Strange / Frustrating Caching Problems

Fri Jul 14 14:34:38 UTC 2006

On 13 Jul 2006, at 11:43 , Smith, William E. ((Bill)), Jr. wrote:

>
>
> -----Original Message-----
> From: Mark_Andrews at isc.org [mailto:Mark_Andrews at isc.org]
> Sent: Thursday, July 13, 2006 1:55 PM
> To: Smith, William E. (Bill), Jr.
> Cc: bind-users at isc.org
> Subject: Re: Strange / Frustrating Caching Problems
>
>
>> For the past few months, I have been trying to resolve  
>> (unsuccessfully
>> to thi s point) with a  trio of caching only name servers that we  
>> have
>> in place.  The general nature of the problem is as follows.  A dhcp
>> client originally gets  an IP address on subnet A but at some point
>> prior to lease expiration moves to subnet B, where they obtain a new
>> IP address successfully.  The problem that I am seeing is that after
>> the move to subnet B, one or more of our caching  only name servers
>> are still returning the old IP address when a lookup of the hostname
>> occurs.  This behavior seems reasonable at first glance since caching
>> only servers should retain the information they have in cache until
>> the TTL expires and/or the cache is flushed.  After digging into this
>> further, I'm  finding that that the TTL for the hosts whose forward
>> lookups are returning the wrong IP are set to 604800 seconds or 168
>> hours.  I've determined this by dumping / viewing the cache.   In
>> addition, I've also discovered that the TTL for the reverse record
>> for the same client is also set to this high value.  This behavior
>> would seem reasonable if this high value was the TTL value configured
>> for the domain, which is not the case here.  We have the default TTL
>> in our environment set for 10800 seconds or 4 hours.  Thus, I'm a
>> little baffled as to why the TTL for some of these DHCP clients are
>> being set to such a high value when other clients have their TTL's  
>> set
>> to the 10800 v alue configured at
>> the domain level.  I've checked the registration at the ob ject level
>> (in our IP management application) and the TTL field is blank, thu s
> implying the default TTL is in place.
>> Aside from the above details, I can also note that the problematic
>> lookups se em to involve the same DHCP clients.  The only reason I
>> know about these clie nts is that they are unable to SSH to some Unix
>> boxes in a DMZ that restrict access to hosts that they can perform
> both forward and reverse lookups for.
>> In this scenario, the forward lookup is failing since it's returning
>> the old IP address of the client.  When this problem occurs, it tends
>> to affect one o r two of the caching servers but not all three.
>> Furthermore, it is somewhat random as to which of the 3 servers are
> affected.
>>
>> The caching servers in question are all Solaris 9 running BIND 9.3.2
>>
>> If anyone can provide some insight here, it would be much  
>> appreciated.
>
>> I can  provide additional information and/or elaborate on  
>> something as
> needed.
>>
>> Bill Smith
>> <mailto:bill.smith at jhuapl.edu>
>> ISS Server Systems Group
>> Johns Hopkins University Applied Physics Laboratory 11100 Johns
>> Hopkins Road Laurel, MD 20723
>> Phone:  443-778-5523
>> Web:  http://www.jhuapl.edu <http://www.jhuapl.edu/>
>
> 	Nameservers do what the dhcp servers tell them to do.  The TTL
> 	is set by the DHCP server.  Try lowering the dhcp lease time as
> 	that influences the DNS TTL.

In an environment where people can wander with their laptops from  
subnet to subnet, why do you have caching only name servers?

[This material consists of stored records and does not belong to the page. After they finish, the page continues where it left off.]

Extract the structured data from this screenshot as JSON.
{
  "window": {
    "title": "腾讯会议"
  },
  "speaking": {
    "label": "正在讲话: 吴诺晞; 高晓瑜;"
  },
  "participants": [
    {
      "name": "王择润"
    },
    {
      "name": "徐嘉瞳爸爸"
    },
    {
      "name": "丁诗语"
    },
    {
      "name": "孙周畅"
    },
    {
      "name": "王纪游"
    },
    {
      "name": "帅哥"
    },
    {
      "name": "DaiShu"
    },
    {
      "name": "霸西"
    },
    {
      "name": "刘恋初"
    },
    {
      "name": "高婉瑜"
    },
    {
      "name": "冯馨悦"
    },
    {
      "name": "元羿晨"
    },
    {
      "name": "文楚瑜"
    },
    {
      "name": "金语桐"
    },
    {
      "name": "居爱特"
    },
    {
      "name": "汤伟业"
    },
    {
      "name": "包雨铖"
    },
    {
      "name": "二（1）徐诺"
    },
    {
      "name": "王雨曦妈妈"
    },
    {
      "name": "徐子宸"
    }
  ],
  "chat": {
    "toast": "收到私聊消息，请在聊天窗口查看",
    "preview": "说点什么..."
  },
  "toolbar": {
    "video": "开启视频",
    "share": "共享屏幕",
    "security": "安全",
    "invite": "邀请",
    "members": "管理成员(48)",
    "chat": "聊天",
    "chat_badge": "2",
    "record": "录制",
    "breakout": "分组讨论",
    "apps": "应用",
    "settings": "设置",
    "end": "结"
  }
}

These name servers should, at least, have the local zones defined as  
forward or stub zones to minimize the amount of erroneous data being  
returned in a volatile environment.

In a volatile environment, you do not want the DHCP server to set the  
TTL to the lease time.  I've yet to see a user release the system's  
IP address before picking up his laptop and going to his next  
meeting.  To minimize the impact of this behaviour, define ddns-ttl  
for each DHCP pool.  The DHCP server will use the value of ddns-ttl  
for the TTL when updating DNS.  The value of ddns-ttl should be set  
to the maximum number of seconds you are willing to accept erroneous  
DNS answers.

For this to work correctly, you need to configure the DHCP server to  
update both forward and reverse zones and not permit DHCP clients to  
update any zone information.

> This is intersting then.  We have roughly 10,000 DHCP clients in total
> here with only a small handful exhibiting this high TTL value.  The
> handful could certainly be more that I simply don't know about but I
> would have expected to hear of similar problems from other users.  In
> addition, the same template (of IP settings) is being applied to the
> "problematic" clients as others whose TTL's are fine.  If the behavior
> is a by-product of the lease time, why would we not be seeing this
> behavior on a larger number of clients?  Our standard lease time  
> here is
> 14 days and has been for some time.  It has only been within the last
> few months that I've been made aware of the noted problem.  That said,
> best practice seems to dictate that RR TTL for DHCP clietns should not
> exceed 1/3 the lease time, which would not be the case here (right at
> bout 50% in some cases).  All this aside though, is there any DHCP
> option available to more tightly control the TTL value or is this
> something that should be configurable at a more global level?  I may
> also follow-up with the vendor of my IP Management product since I'm
> using their DHCP server.
>
> 	Mark
> --
> Mark Andrews, ISC
> 1 Seymour St., Dundas Valley, NSW 2117, Australia
> PHONE: +61 2 9871 4742                 INTERNET: Mark_Andrews at isc.org
>
>

Merton Campbell Crockett
m.c.crockett at adelphia.net